The director pleaded guilty to unlawful sexual intercourse in a deal with prosecutors that saw them drop charges of rape, drugging and sodomy, which could have carried a life sentence, but fled the country in February 1978 when it became apparent that he was likely to serve time in prison.
Polanski's arrest is the latest twist in an extraordinary life that has been marked by violence, tragedy and controversy. His family returned to Poland shortly before the outbreak of the second world war and were forced into the Krakow ghetto with thousands of other Jewish families. The young Polanski escaped from the ghetto in 1943, but his parents were shipped to concentration camps, and his mother was murdered in Auschwitz.

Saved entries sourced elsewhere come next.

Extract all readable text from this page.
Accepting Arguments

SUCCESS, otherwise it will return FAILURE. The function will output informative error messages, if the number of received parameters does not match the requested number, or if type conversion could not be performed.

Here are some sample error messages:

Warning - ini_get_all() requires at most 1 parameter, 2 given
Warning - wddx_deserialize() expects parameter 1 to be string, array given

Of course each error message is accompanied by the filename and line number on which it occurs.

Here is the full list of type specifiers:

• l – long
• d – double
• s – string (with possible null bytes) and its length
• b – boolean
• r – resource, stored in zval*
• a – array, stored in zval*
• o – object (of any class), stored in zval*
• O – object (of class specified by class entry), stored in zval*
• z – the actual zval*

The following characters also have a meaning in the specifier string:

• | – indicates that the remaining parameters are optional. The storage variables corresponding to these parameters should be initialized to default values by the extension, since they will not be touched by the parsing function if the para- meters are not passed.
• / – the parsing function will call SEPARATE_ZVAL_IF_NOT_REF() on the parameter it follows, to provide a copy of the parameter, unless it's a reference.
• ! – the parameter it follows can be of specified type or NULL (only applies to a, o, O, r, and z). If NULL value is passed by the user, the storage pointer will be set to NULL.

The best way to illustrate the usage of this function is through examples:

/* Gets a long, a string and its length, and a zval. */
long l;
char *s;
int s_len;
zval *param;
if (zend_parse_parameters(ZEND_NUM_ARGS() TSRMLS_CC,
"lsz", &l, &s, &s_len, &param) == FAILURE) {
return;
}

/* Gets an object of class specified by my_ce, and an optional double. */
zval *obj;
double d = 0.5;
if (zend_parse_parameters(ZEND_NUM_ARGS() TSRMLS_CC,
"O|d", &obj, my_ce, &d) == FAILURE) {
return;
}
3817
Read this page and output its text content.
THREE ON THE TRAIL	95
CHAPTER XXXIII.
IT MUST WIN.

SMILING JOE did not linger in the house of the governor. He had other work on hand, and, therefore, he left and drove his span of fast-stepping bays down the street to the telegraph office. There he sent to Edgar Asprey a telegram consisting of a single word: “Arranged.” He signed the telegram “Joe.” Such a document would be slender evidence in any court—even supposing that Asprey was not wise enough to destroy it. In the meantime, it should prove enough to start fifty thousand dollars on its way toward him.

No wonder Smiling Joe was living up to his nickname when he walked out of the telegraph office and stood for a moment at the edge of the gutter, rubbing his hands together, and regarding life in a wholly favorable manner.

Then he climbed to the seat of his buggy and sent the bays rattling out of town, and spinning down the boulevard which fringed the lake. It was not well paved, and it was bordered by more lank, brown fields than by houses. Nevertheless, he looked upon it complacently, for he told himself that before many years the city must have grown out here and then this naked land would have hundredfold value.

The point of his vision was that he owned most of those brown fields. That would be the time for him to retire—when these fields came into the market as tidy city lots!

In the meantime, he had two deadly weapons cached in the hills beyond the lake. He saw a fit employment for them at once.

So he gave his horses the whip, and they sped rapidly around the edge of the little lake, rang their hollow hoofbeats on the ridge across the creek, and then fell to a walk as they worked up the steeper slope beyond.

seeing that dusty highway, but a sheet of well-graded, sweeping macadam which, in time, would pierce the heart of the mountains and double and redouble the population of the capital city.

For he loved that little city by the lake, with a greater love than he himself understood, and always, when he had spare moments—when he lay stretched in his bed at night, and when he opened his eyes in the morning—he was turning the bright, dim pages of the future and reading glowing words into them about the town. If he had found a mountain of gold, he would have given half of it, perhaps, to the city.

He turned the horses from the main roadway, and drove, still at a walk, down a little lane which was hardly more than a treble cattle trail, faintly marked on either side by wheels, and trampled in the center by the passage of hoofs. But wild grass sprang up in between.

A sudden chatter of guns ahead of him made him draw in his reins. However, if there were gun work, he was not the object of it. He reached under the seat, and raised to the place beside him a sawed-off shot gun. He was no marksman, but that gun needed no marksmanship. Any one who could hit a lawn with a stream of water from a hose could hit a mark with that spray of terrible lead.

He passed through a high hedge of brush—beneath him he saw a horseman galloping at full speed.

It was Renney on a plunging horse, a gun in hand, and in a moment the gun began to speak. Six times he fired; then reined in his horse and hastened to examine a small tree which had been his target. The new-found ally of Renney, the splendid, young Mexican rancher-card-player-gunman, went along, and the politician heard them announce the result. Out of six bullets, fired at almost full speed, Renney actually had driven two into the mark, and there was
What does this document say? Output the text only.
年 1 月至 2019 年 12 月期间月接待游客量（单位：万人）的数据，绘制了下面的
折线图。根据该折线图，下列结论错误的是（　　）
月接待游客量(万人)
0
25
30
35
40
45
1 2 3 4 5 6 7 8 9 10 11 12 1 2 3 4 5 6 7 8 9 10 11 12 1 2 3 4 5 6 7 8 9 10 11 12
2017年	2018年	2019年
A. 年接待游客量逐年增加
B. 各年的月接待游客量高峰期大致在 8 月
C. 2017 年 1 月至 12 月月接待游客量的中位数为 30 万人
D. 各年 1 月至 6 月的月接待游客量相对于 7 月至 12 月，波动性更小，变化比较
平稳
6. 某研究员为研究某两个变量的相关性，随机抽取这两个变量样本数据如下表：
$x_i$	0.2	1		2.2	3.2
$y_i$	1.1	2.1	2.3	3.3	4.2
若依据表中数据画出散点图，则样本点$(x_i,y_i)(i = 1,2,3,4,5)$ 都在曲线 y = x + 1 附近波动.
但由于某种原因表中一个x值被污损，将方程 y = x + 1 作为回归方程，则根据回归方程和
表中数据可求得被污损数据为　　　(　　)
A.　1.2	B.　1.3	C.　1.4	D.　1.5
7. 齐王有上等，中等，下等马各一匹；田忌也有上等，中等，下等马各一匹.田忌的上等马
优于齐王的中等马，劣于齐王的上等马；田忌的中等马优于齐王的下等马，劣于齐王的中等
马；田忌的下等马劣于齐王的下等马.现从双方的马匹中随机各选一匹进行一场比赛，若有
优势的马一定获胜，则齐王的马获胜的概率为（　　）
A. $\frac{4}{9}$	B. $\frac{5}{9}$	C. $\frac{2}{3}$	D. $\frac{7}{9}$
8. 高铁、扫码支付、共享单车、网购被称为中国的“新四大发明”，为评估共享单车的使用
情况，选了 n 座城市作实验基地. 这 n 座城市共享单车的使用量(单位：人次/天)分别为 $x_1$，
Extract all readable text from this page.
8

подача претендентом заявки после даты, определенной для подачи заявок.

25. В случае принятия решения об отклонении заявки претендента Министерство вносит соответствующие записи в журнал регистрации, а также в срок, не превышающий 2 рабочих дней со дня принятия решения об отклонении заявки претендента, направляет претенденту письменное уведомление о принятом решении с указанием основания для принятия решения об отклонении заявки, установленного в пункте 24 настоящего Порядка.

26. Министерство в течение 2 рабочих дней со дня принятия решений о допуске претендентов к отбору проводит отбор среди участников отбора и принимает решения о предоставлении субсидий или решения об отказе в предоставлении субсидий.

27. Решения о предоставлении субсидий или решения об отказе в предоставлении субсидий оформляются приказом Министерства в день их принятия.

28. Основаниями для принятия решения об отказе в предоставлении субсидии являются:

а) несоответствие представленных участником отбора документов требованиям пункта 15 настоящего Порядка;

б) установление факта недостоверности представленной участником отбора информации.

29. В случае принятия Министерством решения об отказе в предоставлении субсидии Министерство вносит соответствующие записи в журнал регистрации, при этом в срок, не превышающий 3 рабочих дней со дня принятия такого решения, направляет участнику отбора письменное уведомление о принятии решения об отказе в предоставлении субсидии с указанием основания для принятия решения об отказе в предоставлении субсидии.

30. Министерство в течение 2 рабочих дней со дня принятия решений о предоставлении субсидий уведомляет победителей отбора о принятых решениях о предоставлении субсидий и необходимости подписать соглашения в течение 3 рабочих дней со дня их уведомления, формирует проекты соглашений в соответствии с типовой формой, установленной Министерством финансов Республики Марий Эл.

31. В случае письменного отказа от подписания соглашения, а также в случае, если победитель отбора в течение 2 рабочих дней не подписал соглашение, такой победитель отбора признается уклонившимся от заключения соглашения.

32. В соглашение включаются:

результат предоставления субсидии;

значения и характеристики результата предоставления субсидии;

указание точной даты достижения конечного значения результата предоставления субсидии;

Polanski married American actor Sharon Tate in 1968, but the following year, when eight months pregnant with his baby, she and four other people were brutally murdered by members of Charles Manson's "family".
In recent months, lawyers for Polanski have been seeking through the US courts to have the rape charges against him dropped, after new evidence emerged in a documentary that, they argued, showed he was a victim of "judicial misconduct" at his original trial. The film showed a former Los Angeles deputy district attorney admitting discussing the case with the trial judge while it was ongoing.
In February a Los Angeles judge agreed that "substantial … misconduct" had taken place during the original court proceedings, but said he could not drop the charges so long as Polanski remained a fugitive. Polanski has since appealed against the ruling, insisting he would not voluntarily return to the US even to clear his name.